The hardest thing is remembering to thread s0 through sa and sb so that we don’t lose any state on the way. We can usually follow the types but they don’t help in this specific case.

Finally, let’s look at the Monad instance:

instance Monad (State s) where
  (>>=) :: State s a -> (a -> State s b) -> State s b

As with all our previous implementations, it has the form:

  (>>=) (State sa) fn = State (\s0 -> let ??? in ???)

We know that we need to feed s0 to sa to get an a to apply to fn:

  (>>=) (State sa) fn =
    State (\s0 -> let (a, s1) = sa s0
                      ???     = fn a
                  in ???)

The result of fn a is a State sb but we need to return a tuple of (b, s). We can obtain one by feeding s1 to sb:

  (>>=) (State sa) fn =
    State (\s0 -> let (a, s1)  = sa s0
                      State sb = fn a
                  in sb s1)


Let’s define a few functions to make our lives easier. get returns a State that, when fed some s, returns (s,s). This allows us to expose s for direct modification:

get :: State s s
get = State (\s -> (s, s))

put allows us to store a State that ignores the s passed to it later:

put :: s -> State s ()
put s = State (\_ -> ((),s))

Sometimes we want the s and not the a:

exec :: State s a -> s -> s
exec (State sa) s = snd $ sa s

At other times we want the a and not the s:

eval :: State s a -> s -> a
eval (State sa) s = fst $ sa s

With all this machinery in place, we can do this:

Prelude> exec (do i <- get; put (i+1); return ()) 0

I still couldn’t believe that this worked the first time I tried it, so let’s desugar this:

    do i <- get; put (i+1); return ()
 == get >>= \i -> put (i+1) >>= \_ -> pure ()
 == State (\s -> (s, s))    >>= \i ->
    State (\_ -> ((), i+1)) >>= \_ ->
    State (\s -> ((), s))

Let’s simplify from the bottom up. By the definition of (>>=):

    (>>=) (State (\_ -> ((), i+1))) (\_ -> (State (\s -> ((), s)))) =
      State (\s0 -> let (a, s1)  = (\_ -> ((), i+1)) s0
                     -- (a, s1)  = ((), i+1)
                        State sb = (\_ -> (State (\s -> ((), s)))) a
                     --       sb = (\s -> ((), s))
                    in sb s1)
                     -- ((), i+1)
== State (\s0 -> ((), i+1))
== State (\_  -> ((), i+1))

Plugging that back in, we have

State (\s -> (s,s)) >>= \i -> State (\_ -> ((), i+1))

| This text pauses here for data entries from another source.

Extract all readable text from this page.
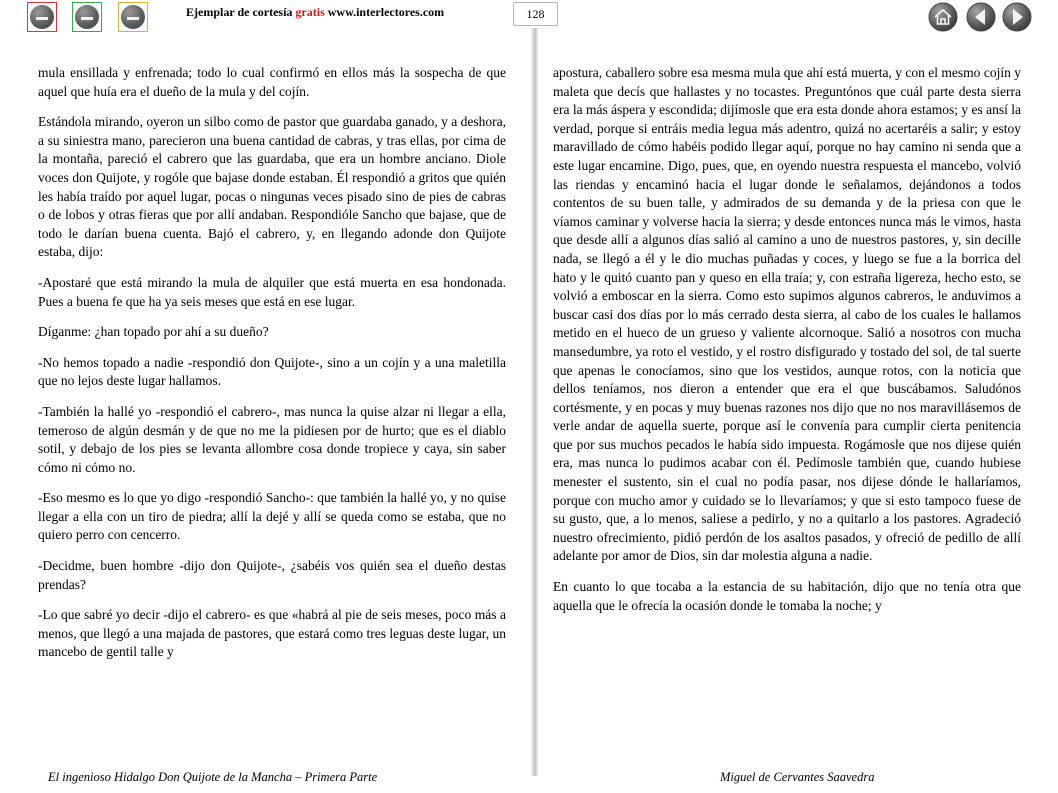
Ejemplar de cortesía gratis www.interlectores.com	128

mula ensillada y enfrenada; todo lo cual confirmó en ellos más la sospecha de que aquel que huía era el dueño de la mula y del cojín.

Estándola mirando, oyeron un silbo como de pastor que guardaba ganado, y a deshora, a su siniestra mano, parecieron una buena cantidad de cabras, y tras ellas, por cima de la montaña, pareció el cabrero que las guardaba, que era un hombre anciano. Diole voces don Quijote, y rogóle que bajase donde estaban. Él respondió a gritos que quién les había traído por aquel lugar, pocas o ningunas veces pisado sino de pies de cabras o de lobos y otras fieras que por allí andaban. Respondióle Sancho que bajase, que de todo le darían buena cuenta. Bajó el cabrero, y, en llegando adonde don Quijote estaba, dijo:

-Apostaré que está mirando la mula de alquiler que está muerta en esa hondonada. Pues a buena fe que ha ya seis meses que está en ese lugar.

Díganme: ¿han topado por ahí a su dueño?

-No hemos topado a nadie -respondió don Quijote-, sino a un cojín y a una maletilla que no lejos deste lugar hallamos.

-También la hallé yo -respondió el cabrero-, mas nunca la quise alzar ni llegar a ella, temeroso de algún desmán y de que no me la pidiesen por de hurto; que es el diablo sotil, y debajo de los pies se levanta allombre cosa donde tropiece y caya, sin saber cómo ni cómo no.

-Eso mesmo es lo que yo digo -respondió Sancho-: que también la hallé yo, y no quise llegar a ella con un tiro de piedra; allí la dejé y allí se queda como se estaba, que no quiero perro con cencerro.

-Decidme, buen hombre -dijo don Quijote-, ¿sabéis vos quién sea el dueño destas prendas?

-Lo que sabré yo decir -dijo el cabrero- es que «habrá al pie de seis meses, poco más a menos, que llegó a una majada de pastores, que estará como tres leguas deste lugar, un mancebo de gentil talle y

apostura, caballero sobre esa mesma mula que ahí está muerta, y con el mesmo cojín y maleta que decís que hallastes y no tocastes. Preguntónos que cuál parte desta sierra era la más áspera y escondida; dijímosle que era esta donde ahora estamos; y es ansí la verdad, porque si entráis media legua más adentro, quizá no acertaréis a salir; y estoy maravillado de cómo habéis podido llegar aquí, porque no hay camino ni senda que a este lugar encamine. Digo, pues, que, en oyendo nuestra respuesta el mancebo, volvió las riendas y encaminó hacia el lugar donde le señalamos, dejándonos a todos contentos de su buen talle, y admirados de su demanda y de la priesa con que le víamos caminar y volverse hacia la sierra; y desde entonces nunca más le vimos, hasta que desde allí a algunos días salió al camino a uno de nuestros pastores, y, sin decille nada, se llegó a él y le dio muchas puñadas y coces, y luego se fue a la borrica del hato y le quitó cuanto pan y queso en ella traía; y, con estraña ligereza, hecho esto, se volvió a emboscar en la sierra. Como esto supimos algunos cabreros, le anduvimos a buscar casi dos días por lo más cerrado desta sierra, al cabo de los cuales le hallamos metido en el hueco de un grueso y valiente alcornoque. Salió a nosotros con mucha mansedumbre, ya roto el vestido, y el rostro disfigurado y tostado del sol, de tal suerte que apenas le conocíamos, sino que los vestidos, aunque rotos, con la noticia que dellos teníamos, nos dieron a entender que era el que buscábamos. Saludónos cortésmente, y en pocas y muy buenas razones nos dijo que no nos maravillásemos de verle andar de aquella suerte, porque así le convenía para cumplir cierta penitencia que por sus muchos pecados le había sido impuesta. Rogámosle que nos dijese quién era, mas nunca lo pudimos acabar con él. Pedímosle también que, cuando hubiese menester el sustento, sin el cual no podía pasar, nos dijese dónde le hallaríamos, porque con mucho amor y cuidado se lo llevaríamos; y que si esto tampoco fuese de su gusto, que, a lo menos, saliese a pedirlo, y no a quitarlo a los pastores. Agradeció nuestro ofrecimiento, pidió perdón de los asaltos pasados, y ofreció de pedillo de allí adelante por amor de Dios, sin dar molestia alguna a nadie.

En cuanto lo que tocaba a la estancia de su habitación, dijo que no tenía otra que aquella que le ofrecía la ocasión donde le tomaba la noche; y

El ingenioso Hidalgo Don Quijote de la Mancha – Primera Parte	Miguel de Cervantes Saavedra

Which we can simplify in the same way:

    (>>=) (State (\s -> (s,s))) (\i -> State (\_ -> ((), i+1))) =
      State (\s0 -> let (a, s1)  = (\s -> (s,s)) s0
                     -- (a, s1)  = (s0, s0)
                        State sb = (\i -> State (\_ -> ((), i+1))) a
                     --       sb = (\_ -> ((), s0+1))
                    in sb s1)
                     -- ((), s0+1)
 == State (\s0 -> ((), s0+1))
 == State (\i  -> ((), i+1))

Finally, we have

    exec (State (\i -> ((), i+1))) 0
 == snd $ runState (State (\i -> ((), i+1))) 0
 == snd $ (\i -> ((), i+1)) 0
 == snd $ ((), 1)
 == 1

This is my favourite thing about Haskell: the fact that it is built on abstractions that can be reasoned about in such a rigorous manner.

In fact, with some inspired renaming, you too could have invented the continuation monad.